With Republicans in charge, de Blasio will need help from Cuomo to make headway on some of his signature goals: freezing rents on regulated apartments, implementing a $10-an-hour-plus “living wage” for the city’s private-sector workers, and hiking the city’s income-tax rate for top earners. That’s not to say that de Blasio won’t be able to achieve these goals, especially the last two (city control over rent regulations is probably a non-starter now). To make better friends with progressives, Cuomo could support a higher minimum wage for the city—and in fact, he already supports it.
As for the income tax: that depends not on policy but on the economy. If Wall Street keeps doing well, Cuomo will stave off de Blasio’s tax-hike request by sending more cash the city’s way, as the governor did this year with pre-K funding. If Wall Street hits a rough patch, then Albany will hike both its own income tax and the city’s to close deficits, just as it has done in the past.

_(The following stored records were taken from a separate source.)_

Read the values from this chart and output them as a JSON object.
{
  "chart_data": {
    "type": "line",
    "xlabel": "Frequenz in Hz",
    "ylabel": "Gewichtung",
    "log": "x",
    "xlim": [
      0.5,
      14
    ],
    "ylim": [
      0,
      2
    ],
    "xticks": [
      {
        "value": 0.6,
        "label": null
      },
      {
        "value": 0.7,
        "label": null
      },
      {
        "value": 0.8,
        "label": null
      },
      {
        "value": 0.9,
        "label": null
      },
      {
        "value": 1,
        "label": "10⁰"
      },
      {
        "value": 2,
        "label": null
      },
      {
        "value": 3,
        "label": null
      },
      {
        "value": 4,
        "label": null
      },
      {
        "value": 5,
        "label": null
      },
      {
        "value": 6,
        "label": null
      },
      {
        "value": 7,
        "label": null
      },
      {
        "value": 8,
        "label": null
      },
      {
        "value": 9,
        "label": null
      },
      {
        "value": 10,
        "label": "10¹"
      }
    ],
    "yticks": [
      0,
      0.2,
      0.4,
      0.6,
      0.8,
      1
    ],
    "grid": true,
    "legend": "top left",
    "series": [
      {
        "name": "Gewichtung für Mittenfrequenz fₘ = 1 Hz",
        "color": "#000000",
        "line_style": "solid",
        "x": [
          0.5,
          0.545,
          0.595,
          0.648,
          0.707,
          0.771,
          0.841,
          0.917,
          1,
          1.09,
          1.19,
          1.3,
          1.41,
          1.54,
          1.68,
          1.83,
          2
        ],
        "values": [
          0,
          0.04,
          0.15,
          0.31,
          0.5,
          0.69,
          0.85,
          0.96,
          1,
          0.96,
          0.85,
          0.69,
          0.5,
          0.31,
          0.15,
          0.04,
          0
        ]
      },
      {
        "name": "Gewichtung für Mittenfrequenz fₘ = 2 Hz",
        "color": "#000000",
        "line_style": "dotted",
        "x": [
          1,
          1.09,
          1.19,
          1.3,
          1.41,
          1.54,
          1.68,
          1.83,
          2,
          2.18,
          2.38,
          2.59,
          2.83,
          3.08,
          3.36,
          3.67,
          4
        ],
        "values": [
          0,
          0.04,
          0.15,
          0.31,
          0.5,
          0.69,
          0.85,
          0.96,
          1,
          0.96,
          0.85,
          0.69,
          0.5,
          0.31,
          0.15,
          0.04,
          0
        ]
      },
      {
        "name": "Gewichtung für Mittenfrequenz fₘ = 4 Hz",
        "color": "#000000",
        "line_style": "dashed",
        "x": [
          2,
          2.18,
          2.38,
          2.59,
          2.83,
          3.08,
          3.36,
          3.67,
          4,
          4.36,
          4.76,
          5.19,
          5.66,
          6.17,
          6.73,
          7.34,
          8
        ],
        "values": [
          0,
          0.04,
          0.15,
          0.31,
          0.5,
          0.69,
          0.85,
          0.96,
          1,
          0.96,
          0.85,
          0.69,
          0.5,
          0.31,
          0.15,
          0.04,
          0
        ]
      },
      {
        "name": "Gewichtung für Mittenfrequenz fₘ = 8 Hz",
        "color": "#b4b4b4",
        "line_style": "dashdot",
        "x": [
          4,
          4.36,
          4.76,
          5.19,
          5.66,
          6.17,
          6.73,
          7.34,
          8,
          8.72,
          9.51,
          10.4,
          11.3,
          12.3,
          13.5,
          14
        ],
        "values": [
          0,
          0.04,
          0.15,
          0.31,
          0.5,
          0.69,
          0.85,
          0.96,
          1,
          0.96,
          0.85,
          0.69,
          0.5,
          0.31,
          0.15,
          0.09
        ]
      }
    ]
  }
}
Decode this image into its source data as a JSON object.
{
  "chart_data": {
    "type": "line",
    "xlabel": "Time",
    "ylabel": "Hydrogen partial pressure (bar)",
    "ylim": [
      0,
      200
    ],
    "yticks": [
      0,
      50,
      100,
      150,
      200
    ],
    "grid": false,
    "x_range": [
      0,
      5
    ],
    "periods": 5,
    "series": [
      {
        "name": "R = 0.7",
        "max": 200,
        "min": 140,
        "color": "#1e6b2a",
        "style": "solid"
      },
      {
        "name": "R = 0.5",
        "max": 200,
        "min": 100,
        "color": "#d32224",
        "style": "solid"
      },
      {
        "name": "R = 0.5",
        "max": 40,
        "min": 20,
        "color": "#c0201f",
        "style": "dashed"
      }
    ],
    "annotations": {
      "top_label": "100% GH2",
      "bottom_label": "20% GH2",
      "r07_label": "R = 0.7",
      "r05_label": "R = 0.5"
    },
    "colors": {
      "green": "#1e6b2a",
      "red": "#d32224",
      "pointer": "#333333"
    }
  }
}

But won’t the state senate Republicans stop them? Not necessarily. They’ve certainly proved biddable in the past.
The big difference now is that de Blasio won’t be able to go as far as he would like to with his favorite policies—and he’ll have to share a good deal of the credit for what “progress” he does make with Cuomo. As the mayor has learned, his supposed mandate in New York City doesn’t give him a power-broker role in Albany.